A method for inhibiting starch aging, which is characterized in that glycosyl trehalose-generating enzymes function in aging starch, and a trehalose structure is introduced at the reducing end of the starch. The method for inhibiting aging according to claim 1, wherein the weight average molecular weight of the aforementioned starch with aging property is 3,000 to 120,000. The method for suppressing aging according to claim 1 or 2, wherein the starch with aging properties is maltose of 30% by mass or more per unit digest of solids by digestion with β-amylase. The method for inhibiting aging according to claim 1 or 2, wherein the glycosyl trehalose-producing enzymes are derived from the genera Actinoplanes, Arthrobacter, Bradyrhizobium, and Brevibacterium, Corynebacterium, Curtobacterium, Flavobacterium, Gryllotalpicola, Metallosphaera, Micrococcus, One selected from Mycobacterium, Rhizobium, Sulfolobus, Terrabacter, Anabaena, and Nostoc Enzymes of microorganisms.
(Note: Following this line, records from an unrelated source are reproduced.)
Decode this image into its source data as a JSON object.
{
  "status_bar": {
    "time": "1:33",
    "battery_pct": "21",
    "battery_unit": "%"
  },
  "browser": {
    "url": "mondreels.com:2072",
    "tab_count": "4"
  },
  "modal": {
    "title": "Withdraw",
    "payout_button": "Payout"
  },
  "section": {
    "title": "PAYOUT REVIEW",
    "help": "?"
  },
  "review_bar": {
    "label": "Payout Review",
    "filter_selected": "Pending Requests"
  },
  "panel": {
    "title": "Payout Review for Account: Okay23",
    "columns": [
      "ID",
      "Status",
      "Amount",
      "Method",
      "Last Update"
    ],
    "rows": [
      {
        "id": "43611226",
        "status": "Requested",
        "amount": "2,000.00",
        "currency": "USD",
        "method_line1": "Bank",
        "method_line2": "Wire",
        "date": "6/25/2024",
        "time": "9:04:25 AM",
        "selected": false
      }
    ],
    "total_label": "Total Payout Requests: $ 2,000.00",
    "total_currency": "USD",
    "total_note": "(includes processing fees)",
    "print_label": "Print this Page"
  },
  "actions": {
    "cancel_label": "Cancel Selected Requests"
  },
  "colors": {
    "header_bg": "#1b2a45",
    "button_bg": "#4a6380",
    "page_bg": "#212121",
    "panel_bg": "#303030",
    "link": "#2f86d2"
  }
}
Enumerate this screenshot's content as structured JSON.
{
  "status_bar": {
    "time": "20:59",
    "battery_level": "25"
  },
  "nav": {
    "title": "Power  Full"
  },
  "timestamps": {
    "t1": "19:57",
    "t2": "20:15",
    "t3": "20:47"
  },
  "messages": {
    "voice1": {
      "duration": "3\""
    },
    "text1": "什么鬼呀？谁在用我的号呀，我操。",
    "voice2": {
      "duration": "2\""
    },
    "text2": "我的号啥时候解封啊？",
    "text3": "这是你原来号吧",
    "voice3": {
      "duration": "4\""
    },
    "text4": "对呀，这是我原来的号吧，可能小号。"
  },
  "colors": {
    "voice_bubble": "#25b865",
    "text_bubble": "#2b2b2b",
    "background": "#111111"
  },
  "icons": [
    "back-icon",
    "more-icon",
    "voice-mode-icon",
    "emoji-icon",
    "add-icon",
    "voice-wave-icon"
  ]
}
The method for suppressing aging according to claim 1 or 2 is to introduce a trehalose structure at the reducing end of the aging starch with the introduction rate of trehalose structure of 20% or more. A method for producing starch with lower aging properties than before introduction of a trehalose structure, which is characterized in that it includes a step of introducing trehalose structure into a reducing end by introducing a glycosyl trehalose-generating enzyme into the aging starch And a step of purifying the starch obtained by introducing a trehalose structure into the reducing end. The step of purifying does not include the step of recovering the starchy precipitate. The manufacturing method according to claim 6, wherein the weight-average molecular weight of the aging starch is 3,000 to 120,000. The manufacturing method according to claim 6 or 7, wherein the aging starch is maltose produced by the digestion with β-amylase to produce 30% by mass or more of solids per unit digest.